Ketiga, putusan PTUN yang membatalkan Keputusan KPU RI Nomor 1130/PL.01.4-Kpt/06/KPU/IX/2018 melawan putusan MK No: 30/PUU-XVI/2018. Meskipun sebagai produk KTUN, tapi roh Keputusan KPU tersebut bersandar pada Putusan MK No: 30/PUU-XVI/2018 tentang PUU Pasal 128 UU Pemilu. Ini tercantum pada bagian konsideran “mengingat” keputusan KPU a quo. Bahwa “frasa “pekerjaan lain” dalam Pasal 182 huruf l UU No 7/2017 bertentangan dengan UUD 1945 dan tidak mempunyai kekuatan hukum mengikat secara bersyarat sepanjang tidak dimaknai mencakup pula pengurus (fungsionaris) parpol”. Artinya, secara jenjang norma, Keputusan KPU a quo merujuk pada putusan MK yang setara dengan UU. Sebagai KTUN, ia tidak berdiri sendiri, roh dan jiwanya terikat dengan putusan MK. Ketika PTUN membatalkan Keputusan KPU tersebut, secara langsung juga menolak/melawan putusan MK. Melawan asas erga omnes dalam putusan MK. Ini tidak baik bagi tertib hukum pemilu di Indonesia.

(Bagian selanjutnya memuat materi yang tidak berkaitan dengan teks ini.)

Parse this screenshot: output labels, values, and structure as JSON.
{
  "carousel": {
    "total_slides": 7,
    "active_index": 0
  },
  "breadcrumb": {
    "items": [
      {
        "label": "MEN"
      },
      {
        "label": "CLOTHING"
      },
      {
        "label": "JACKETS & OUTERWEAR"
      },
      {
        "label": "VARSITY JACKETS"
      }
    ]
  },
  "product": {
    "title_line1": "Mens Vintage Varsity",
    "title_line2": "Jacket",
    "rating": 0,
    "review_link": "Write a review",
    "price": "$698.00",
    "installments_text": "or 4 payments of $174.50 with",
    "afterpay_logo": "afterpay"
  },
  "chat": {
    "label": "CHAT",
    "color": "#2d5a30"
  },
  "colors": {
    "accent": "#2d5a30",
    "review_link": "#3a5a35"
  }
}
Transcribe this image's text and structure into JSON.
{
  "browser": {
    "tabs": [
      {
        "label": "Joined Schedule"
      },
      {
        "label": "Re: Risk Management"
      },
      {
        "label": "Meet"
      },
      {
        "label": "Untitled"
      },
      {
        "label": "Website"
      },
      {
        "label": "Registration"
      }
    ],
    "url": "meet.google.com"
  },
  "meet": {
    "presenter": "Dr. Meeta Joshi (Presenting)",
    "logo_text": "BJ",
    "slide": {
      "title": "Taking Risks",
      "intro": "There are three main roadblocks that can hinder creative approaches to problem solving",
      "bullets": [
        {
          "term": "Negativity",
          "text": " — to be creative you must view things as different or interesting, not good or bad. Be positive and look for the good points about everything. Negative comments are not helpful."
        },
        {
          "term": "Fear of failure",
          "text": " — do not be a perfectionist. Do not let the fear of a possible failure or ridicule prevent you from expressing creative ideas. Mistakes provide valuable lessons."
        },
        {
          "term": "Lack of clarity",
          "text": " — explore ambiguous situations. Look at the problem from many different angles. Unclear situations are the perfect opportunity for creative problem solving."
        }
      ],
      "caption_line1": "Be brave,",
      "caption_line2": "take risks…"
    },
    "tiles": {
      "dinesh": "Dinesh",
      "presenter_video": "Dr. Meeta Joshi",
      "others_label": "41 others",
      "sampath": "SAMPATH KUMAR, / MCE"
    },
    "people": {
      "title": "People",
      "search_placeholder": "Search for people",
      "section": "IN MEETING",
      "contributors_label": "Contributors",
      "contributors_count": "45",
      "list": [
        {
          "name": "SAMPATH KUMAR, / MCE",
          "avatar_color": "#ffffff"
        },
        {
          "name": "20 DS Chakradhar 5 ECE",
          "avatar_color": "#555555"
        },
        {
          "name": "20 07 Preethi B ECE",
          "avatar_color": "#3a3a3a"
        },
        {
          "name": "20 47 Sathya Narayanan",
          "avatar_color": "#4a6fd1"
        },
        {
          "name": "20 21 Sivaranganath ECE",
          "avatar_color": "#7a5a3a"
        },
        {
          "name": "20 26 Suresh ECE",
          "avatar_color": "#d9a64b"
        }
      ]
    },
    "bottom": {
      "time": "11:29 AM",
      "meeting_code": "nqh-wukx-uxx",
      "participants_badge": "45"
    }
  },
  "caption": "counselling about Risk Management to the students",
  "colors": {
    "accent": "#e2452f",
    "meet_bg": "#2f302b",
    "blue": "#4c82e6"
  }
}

Keempat, dengan mengikuti putusan MK, KPU membantu menjaga independensi DPD dari kooptasi parpol. Dalil Pemohon PUU No 7/2017 menjadikan data Indonesian Parliamentary Center. Data tersebut cukup mengejutkan, hingga akhir 2017, ada 78 dari 132 anggota DPD yang merupakan pengurus parpol. Berdasarkan data itu, yang terbanyak adalah berasal dari Partai Hanura (28 orang), Partai Golkar (14 orang), Partai Persatuan Pembangunan atau PPP (8 orang), Partai Keadilan Sejahtera atau PKS (6 orang), dan Partai Amanat Nasional (PAN). Jadi memang ada persekongkolan jahat parpol ketika tidak memasukan larangan anggota Parpol untuk mendaftar sebagai caleg DPD tanpa didahului dengan pengunduran diri.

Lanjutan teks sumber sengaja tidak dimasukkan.